Sticker shock: How price awareness can curb consumer enjoymentby Nate Luce Apr. 7, 2017, 11:42 AM
Everyone has experienced the unpleasant shock of a high price tag before buying something. But it turns out that price can have an impact on consumer perceptions even after a purchase is made.
The presence of pricing information during consumption accelerates “satiation,” according to new research by Kelly Haws, associate professor of marketing at Vanderbilt’s Owen Graduate School of Management. In other words, enjoyment of a product or experience declines faster when consumers are aware of the price.
“Being reminded of the price makes the experience less relaxing,” said Haws, lead author of the study, which will appear in the July issue of the Journal of Consumer Psychology. “This is due to the fact that we tend to evaluate the experience more critically when it’s associated with money.”

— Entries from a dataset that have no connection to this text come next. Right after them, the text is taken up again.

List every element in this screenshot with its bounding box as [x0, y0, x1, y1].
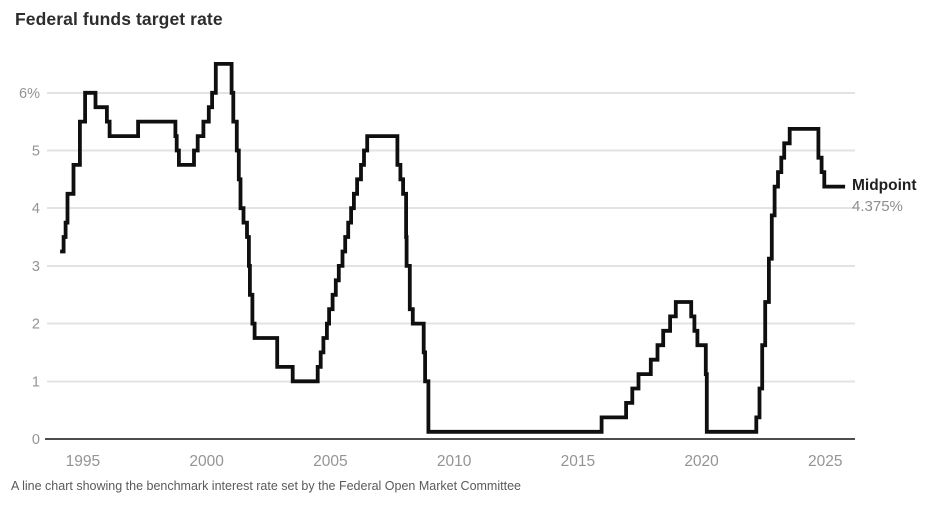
y-axis-tick-label: 6% [19, 86, 40, 102]
y-axis-tick-label: 4 [32, 201, 40, 217]
y-axis-tick-label: 1 [32, 374, 40, 390]
x-axis-tick-label: 2025 [808, 453, 842, 470]
chart-title: Federal funds target rate [15, 9, 223, 29]
chart-caption: A line chart showing the benchmark inter… [11, 479, 521, 493]
rate-step-line [60, 62, 846, 434]
y-axis-tick-label: 3 [32, 259, 40, 275]
y-axis-tick-label: 0 [32, 432, 40, 448]
y-axis-tick-label: 5 [32, 144, 40, 160]
x-axis-tick-label: 2015 [561, 453, 595, 470]
x-axis-tick-label: 2000 [189, 453, 224, 470]
endpoint-annotation-value: 4.375% [852, 198, 903, 215]
x-axis-tick-label: 2010 [437, 453, 472, 470]
y-axis-tick-label: 2 [32, 317, 40, 333]
endpoint-annotation-label: Midpoint [852, 177, 917, 194]
x-axis-tick-label: 2020 [684, 453, 719, 470]
endpoint-annotation: Midpoint 4.375% [852, 175, 917, 217]
x-axis-tick-label: 1995 [66, 453, 100, 470]
x-axis-tick-label: 2005 [313, 453, 347, 470]
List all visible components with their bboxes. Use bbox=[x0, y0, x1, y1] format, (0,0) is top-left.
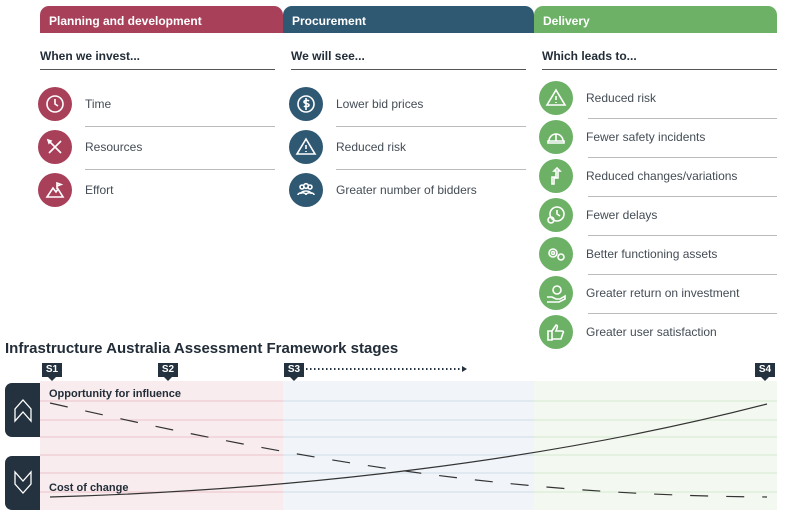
item-label: Reduced risk bbox=[336, 140, 407, 154]
sub-planning: When we invest... bbox=[40, 49, 275, 70]
mountain-flag-icon bbox=[38, 173, 72, 207]
header-delivery: Delivery bbox=[534, 6, 777, 33]
header-planning: Planning and development bbox=[40, 6, 283, 33]
item-label: Greater return on investment bbox=[586, 286, 740, 300]
people-icon bbox=[289, 173, 323, 207]
thumbs-up-icon bbox=[539, 315, 573, 349]
opportunity-tab bbox=[5, 383, 40, 437]
opportunity-curve bbox=[49, 402, 768, 498]
clock-icon bbox=[38, 87, 72, 121]
list-item: Resources bbox=[38, 127, 142, 167]
divider bbox=[85, 168, 275, 170]
item-label: Time bbox=[85, 97, 112, 111]
list-item: Better functioning assets bbox=[539, 234, 717, 274]
list-item: Effort bbox=[38, 170, 113, 210]
sub-delivery: Which leads to... bbox=[542, 49, 777, 70]
list-item: Time bbox=[38, 84, 111, 124]
list-item: Greater return on investment bbox=[539, 273, 739, 313]
stage-s4: S4 bbox=[755, 363, 775, 381]
chevron-down-icon bbox=[13, 470, 32, 494]
list-item: Greater user satisfaction bbox=[539, 312, 717, 352]
divider bbox=[588, 117, 777, 119]
item-label: Fewer delays bbox=[586, 208, 658, 222]
item-label: Lower bid prices bbox=[336, 97, 424, 111]
list-item: Reduced changes/variations bbox=[539, 156, 737, 196]
stage-s2: S2 bbox=[158, 363, 178, 381]
divider bbox=[588, 273, 777, 275]
sub-procurement: We will see... bbox=[291, 49, 526, 70]
divider bbox=[588, 156, 777, 158]
divider bbox=[588, 312, 777, 314]
divider bbox=[85, 125, 275, 127]
item-label: Resources bbox=[85, 140, 143, 154]
clock-alert-icon bbox=[539, 198, 573, 232]
chevron-up-icon bbox=[13, 399, 32, 423]
region-procurement bbox=[283, 381, 534, 510]
item-label: Better functioning assets bbox=[586, 247, 718, 261]
tools-icon bbox=[38, 130, 72, 164]
stage-s3: S3 bbox=[284, 363, 304, 381]
divider bbox=[336, 168, 526, 170]
stage-s1: S1 bbox=[42, 363, 62, 381]
cost-curve bbox=[49, 403, 768, 498]
item-label: Reduced changes/variations bbox=[586, 169, 738, 183]
item-label: Fewer safety incidents bbox=[586, 130, 706, 144]
item-label: Greater user satisfaction bbox=[586, 325, 717, 339]
list-item: Reduced risk bbox=[539, 78, 656, 118]
list-item: Reduced risk bbox=[289, 127, 406, 167]
framework-title: Infrastructure Australia Assessment Fram… bbox=[5, 340, 399, 357]
list-item: Greater number of bidders bbox=[289, 170, 477, 210]
money-hand-icon bbox=[539, 276, 573, 310]
dollar-icon bbox=[289, 87, 323, 121]
item-label: Greater number of bidders bbox=[336, 183, 477, 197]
header-procurement: Procurement bbox=[283, 6, 534, 33]
warning-icon bbox=[539, 81, 573, 115]
list-item: Fewer delays bbox=[539, 195, 657, 235]
hardhat-icon bbox=[539, 120, 573, 154]
warning-icon bbox=[289, 130, 323, 164]
gears-icon bbox=[539, 237, 573, 271]
opportunity-label: Opportunity for influence bbox=[49, 388, 181, 400]
divider bbox=[336, 125, 526, 127]
item-label: Effort bbox=[85, 183, 114, 197]
region-planning bbox=[40, 381, 283, 510]
divider bbox=[588, 234, 777, 236]
cost-label: Cost of change bbox=[49, 482, 129, 494]
cost-tab bbox=[5, 456, 40, 510]
divider bbox=[588, 195, 777, 197]
list-item: Lower bid prices bbox=[289, 84, 423, 124]
list-item: Fewer safety incidents bbox=[539, 117, 705, 157]
arrows-icon bbox=[539, 159, 573, 193]
item-label: Reduced risk bbox=[586, 91, 657, 105]
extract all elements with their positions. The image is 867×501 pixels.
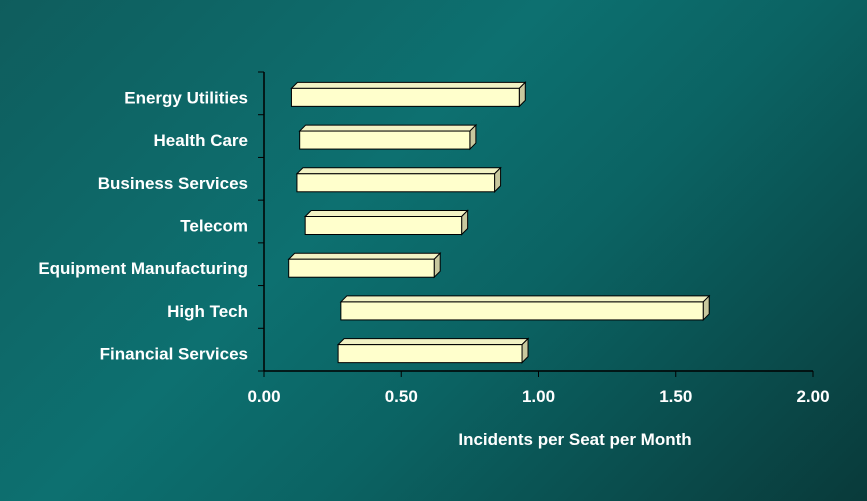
bar xyxy=(298,123,478,151)
category-label: Equipment Manufacturing xyxy=(38,259,248,278)
bar-front-face xyxy=(304,216,463,235)
x-tick-label: 0.00 xyxy=(247,387,280,406)
bar-front-face xyxy=(290,87,520,107)
category-label: Financial Services xyxy=(100,345,248,364)
category-label: Business Services xyxy=(98,174,248,193)
bar-top-face xyxy=(298,124,478,132)
category-label: Health Care xyxy=(154,131,248,150)
bar-top-face xyxy=(295,167,502,175)
bar xyxy=(290,81,527,108)
category-label: Telecom xyxy=(180,217,248,236)
bar-front-face xyxy=(337,344,523,364)
bar-front-face xyxy=(340,301,704,321)
bar-top-face xyxy=(336,338,530,346)
category-label: High Tech xyxy=(167,302,248,321)
bars-group xyxy=(287,81,711,364)
bar xyxy=(339,294,711,322)
bar xyxy=(287,252,442,279)
labels-group: Energy Utilities Health Care Business Serv… xyxy=(38,88,829,406)
bar xyxy=(303,209,469,236)
bar-top-face xyxy=(339,295,711,303)
bar xyxy=(295,166,502,193)
x-tick-label: 0.50 xyxy=(385,387,418,406)
bar-front-face xyxy=(299,130,471,150)
x-tick-label: 1.00 xyxy=(522,387,555,406)
bar-top-face xyxy=(287,252,442,260)
bar xyxy=(336,337,530,364)
x-axis-title: Incidents per Seat per Month xyxy=(458,430,691,449)
x-tick-label: 1.50 xyxy=(659,387,692,406)
bar-top-face xyxy=(290,81,527,89)
x-tick-label: 2.00 xyxy=(796,387,829,406)
axes-group xyxy=(258,71,814,377)
bar-top-face xyxy=(303,210,469,217)
bar-front-face xyxy=(288,258,435,278)
category-label: Energy Utilities xyxy=(124,88,248,107)
bar-front-face xyxy=(296,173,496,193)
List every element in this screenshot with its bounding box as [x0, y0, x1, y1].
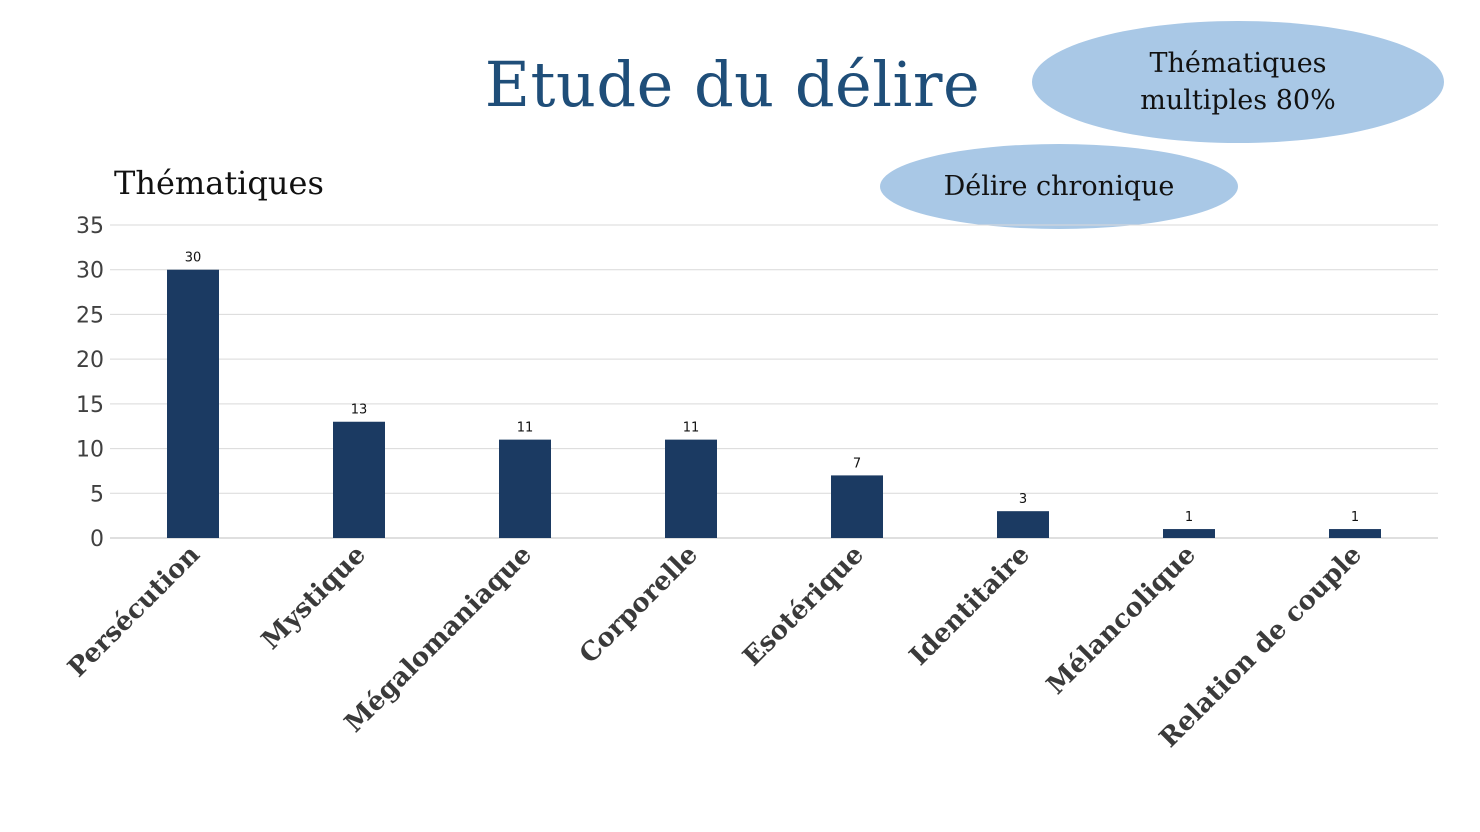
callout-multiple-themes-line2: multiples 80%: [1140, 85, 1336, 116]
x-tick-label: Mégalomaniaque: [339, 540, 538, 739]
y-tick-label: 30: [76, 259, 104, 284]
bar: [1329, 529, 1381, 538]
callout-chronic-delusion-text: Délire chronique: [943, 171, 1175, 202]
callout-multiple-themes-line1: Thématiques: [1149, 48, 1327, 79]
x-tick-label: Persécution: [62, 540, 206, 684]
chart-title: Thématiques: [114, 164, 324, 202]
data-label: 1: [1185, 510, 1193, 525]
y-tick-label: 25: [76, 303, 104, 328]
data-label: 30: [185, 251, 202, 266]
data-label: 3: [1019, 492, 1027, 507]
bar: [167, 269, 219, 538]
callout-chronic-delusion: Délire chronique: [880, 144, 1238, 229]
data-label: 13: [351, 403, 368, 418]
x-tick-label: Esotérique: [737, 540, 870, 673]
data-label: 1: [1351, 510, 1359, 525]
y-tick-label: 35: [76, 214, 104, 239]
bar: [1163, 529, 1215, 538]
x-tick-label: Corporelle: [574, 540, 704, 670]
bar: [665, 439, 717, 538]
callout-multiple-themes: Thématiques multiples 80%: [1032, 21, 1444, 143]
y-tick-label: 0: [90, 527, 104, 552]
x-tick-label: Identitaire: [904, 540, 1036, 672]
x-tick-label: Mélancolique: [1041, 540, 1202, 701]
data-label: 7: [853, 456, 861, 471]
bar: [831, 475, 883, 538]
bar: [997, 511, 1049, 538]
page-title: Etude du délire: [484, 48, 981, 121]
bar: [499, 439, 551, 538]
y-tick-label: 20: [76, 348, 104, 373]
data-label: 11: [517, 421, 534, 436]
data-label: 11: [683, 421, 700, 436]
x-tick-label: Mystique: [256, 540, 372, 656]
bar: [333, 421, 385, 538]
y-tick-label: 10: [76, 438, 104, 463]
y-tick-label: 5: [90, 482, 104, 507]
y-tick-label: 15: [76, 393, 104, 418]
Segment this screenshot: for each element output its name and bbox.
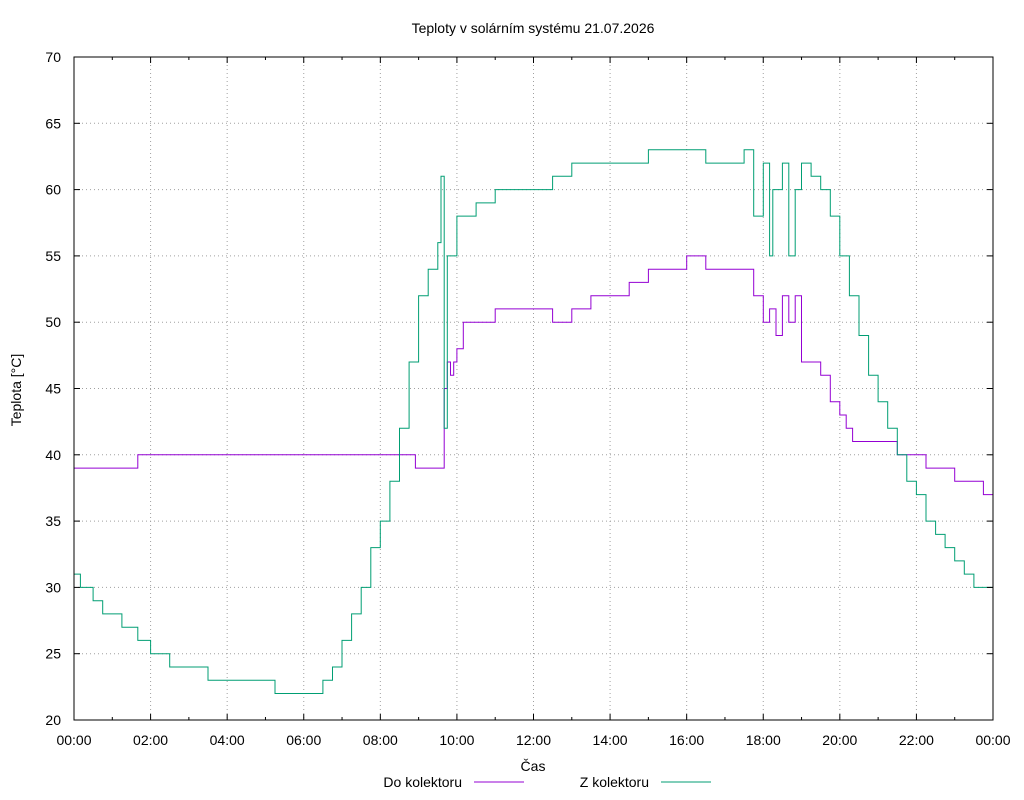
- x-tick-label: 02:00: [133, 732, 168, 748]
- y-axis-label: Teplota [°C]: [8, 354, 24, 427]
- y-tick-label: 25: [45, 646, 61, 662]
- tick-layer: 00:00 02:00 04:00 06:00 08:00 10:00 12:00 14:00…: [45, 49, 1010, 748]
- series-line-z-kolektoru: [74, 149, 993, 694]
- y-tick-label: 70: [45, 49, 61, 65]
- x-axis-label: Čas: [521, 758, 546, 774]
- x-tick-label: 18:00: [746, 732, 781, 748]
- series-layer: [74, 149, 994, 694]
- legend-label-z-kolektoru: Z kolektoru: [580, 774, 649, 790]
- grid-layer: [74, 57, 993, 720]
- y-tick-label: 45: [45, 381, 61, 397]
- x-tick-label: 16:00: [669, 732, 704, 748]
- y-tick-label: 50: [45, 314, 61, 330]
- x-tick-label: 20:00: [822, 732, 857, 748]
- legend: Do kolektoru Z kolektoru: [383, 774, 711, 790]
- y-tick-label: 20: [45, 712, 61, 728]
- x-tick-label: 12:00: [516, 732, 551, 748]
- x-tick-label: 06:00: [286, 732, 321, 748]
- x-tick-label: 08:00: [363, 732, 398, 748]
- x-tick-label: 14:00: [593, 732, 628, 748]
- series-line-do-kolektoru: [74, 255, 994, 496]
- x-tick-label: 00:00: [975, 732, 1010, 748]
- y-tick-label: 60: [45, 182, 61, 198]
- x-tick-label: 22:00: [899, 732, 934, 748]
- x-tick-label: 04:00: [210, 732, 245, 748]
- y-tick-label: 65: [45, 115, 61, 131]
- y-tick-label: 30: [45, 579, 61, 595]
- x-tick-label: 10:00: [439, 732, 474, 748]
- y-tick-label: 55: [45, 248, 61, 264]
- chart-title: Teploty v solárním systému 21.07.2026: [412, 20, 655, 36]
- y-tick-label: 40: [45, 447, 61, 463]
- legend-label-do-kolektoru: Do kolektoru: [383, 774, 462, 790]
- plot-frame: [73, 56, 994, 721]
- y-tick-label: 35: [45, 513, 61, 529]
- x-tick-label: 00:00: [56, 732, 91, 748]
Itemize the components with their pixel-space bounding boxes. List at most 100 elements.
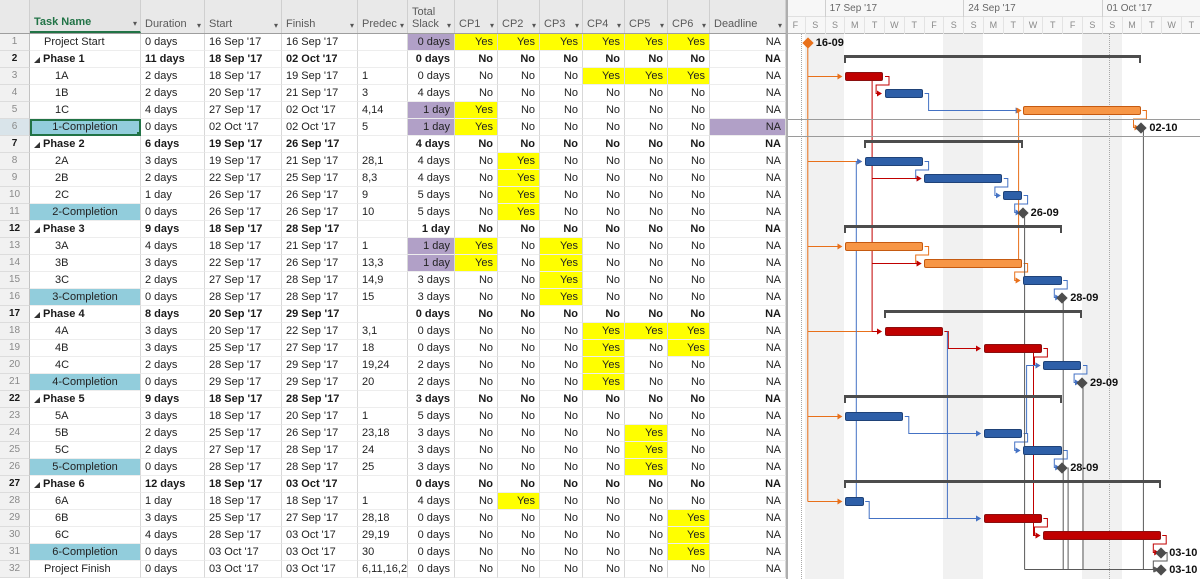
cp2-cell[interactable]: No — [498, 289, 540, 306]
total-slack-cell[interactable]: 3 days — [408, 391, 455, 408]
cp3-cell[interactable]: No — [540, 510, 583, 527]
total-slack-cell[interactable]: 4 days — [408, 170, 455, 187]
total-slack-cell[interactable]: 0 days — [408, 51, 455, 68]
cp1-cell[interactable]: No — [455, 323, 498, 340]
cp1-cell[interactable]: No — [455, 340, 498, 357]
finish-date-cell[interactable]: 29 Sep '17 — [282, 374, 358, 391]
cp5-cell[interactable]: No — [625, 85, 668, 102]
duration-cell[interactable]: 1 day — [141, 187, 205, 204]
deadline-cell[interactable]: NA — [710, 238, 786, 255]
start-date-cell[interactable]: 18 Sep '17 — [205, 68, 282, 85]
cp1-cell[interactable]: Yes — [455, 255, 498, 272]
gantt-task-bar-2B[interactable] — [924, 174, 1002, 183]
predecessors-cell[interactable] — [358, 51, 408, 68]
task-name-cell[interactable]: 2-Completion — [30, 204, 141, 221]
cp5-cell[interactable]: No — [625, 153, 668, 170]
cp5-cell[interactable]: No — [625, 102, 668, 119]
row-number-cell[interactable]: 9 — [0, 170, 30, 187]
finish-date-cell[interactable]: 03 Oct '17 — [282, 561, 358, 578]
predecessors-cell[interactable]: 4,14 — [358, 102, 408, 119]
gantt-task-bar-2A[interactable] — [865, 157, 923, 166]
predecessors-cell[interactable] — [358, 221, 408, 238]
total-slack-cell[interactable]: 4 days — [408, 85, 455, 102]
total-slack-cell[interactable]: 0 days — [408, 34, 455, 51]
duration-cell[interactable]: 6 days — [141, 136, 205, 153]
row-number-cell[interactable]: 27 — [0, 476, 30, 493]
cp2-cell[interactable]: No — [498, 238, 540, 255]
task-name-cell[interactable]: Phase 2 — [30, 136, 141, 153]
cp3-cell[interactable]: No — [540, 187, 583, 204]
start-date-cell[interactable]: 20 Sep '17 — [205, 323, 282, 340]
start-date-cell[interactable]: 27 Sep '17 — [205, 102, 282, 119]
task-name-cell[interactable]: 3C — [30, 272, 141, 289]
cp1-cell[interactable]: No — [455, 204, 498, 221]
start-date-cell[interactable]: 18 Sep '17 — [205, 51, 282, 68]
row-number-cell[interactable]: 10 — [0, 187, 30, 204]
task-name-cell[interactable]: 4C — [30, 357, 141, 374]
cp6-cell[interactable]: No — [668, 255, 710, 272]
cp6-cell[interactable]: Yes — [668, 68, 710, 85]
start-date-cell[interactable]: 25 Sep '17 — [205, 510, 282, 527]
cp5-cell[interactable]: No — [625, 51, 668, 68]
cp4-cell[interactable]: No — [583, 153, 625, 170]
deadline-cell[interactable]: NA — [710, 187, 786, 204]
deadline-cell[interactable]: NA — [710, 357, 786, 374]
cp6-cell[interactable]: No — [668, 476, 710, 493]
duration-cell[interactable]: 9 days — [141, 221, 205, 238]
row-number-cell[interactable]: 28 — [0, 493, 30, 510]
cp2-cell[interactable]: Yes — [498, 187, 540, 204]
start-date-cell[interactable]: 19 Sep '17 — [205, 153, 282, 170]
row-number-cell[interactable]: 8 — [0, 153, 30, 170]
cp4-cell[interactable]: No — [583, 510, 625, 527]
gantt-task-bar-5C[interactable] — [1023, 446, 1062, 455]
cp6-cell[interactable]: No — [668, 357, 710, 374]
start-date-cell[interactable]: 28 Sep '17 — [205, 527, 282, 544]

In one study, participants selected five songs online and heard them each three times in a random order—some with accompanying information on the artist and title, some with information on artist, title and price. Participants rated the songs on a scale of 1-100 after each listening. All groups reported diminishing enjoyment with each additional listening, but groups subjected to pricing information reported significantly lower ratings after the final round.
These findings were consistent in a second study, where some participants were provided information on the songs’ popularity rather than price.
“The negative effect of pricing only emerged over time, not at the beginning,” Haws said.
The researchers identified the same trend in their third study, which had participants retrieve M&Ms from a vending machine five times and rate their enjoyment after each portion. Once again, enjoyment diminished more rapidly in price-aware groups, which needed to insert coins that were provided in order to dispense the candy each time. The participants’ assessments further suggested that price information “may trigger a deeper evaluation and financial monitoring of the experience (versus just a relaxing break),” thereby accelerating satiation, according to the authors.
The study’s findings have potential implications for marketers seeking to prolong enjoyment of products, as well as consumers looking to curb particular behaviors such as eating unhealthy food or buying products and services that stretch or break their budgets.
“One could certainly argue that from a perspective of curbing overconsumption of junk food, our findings suggest making the price more salient might be helpful,” the authors wrote. “However, in general, consumers and marketers alike fight the effects of decreasing enjoyment in keeping consumers engaged with their products and experiences. Our work suggests that separating price from the experience could help both consumers (through more extended enjoyment of what they choose to consume) and firms (through preventing consumer burn-out and switching away from the firm’s products).”
The article, titled “The Satiating Effect of Pricing: The Influence of Price on Enjoyment over Time,” was co-authored with Haws by Brent McFerran of Simon Frasier University and Joseph P. Redden of the University of Minnesota.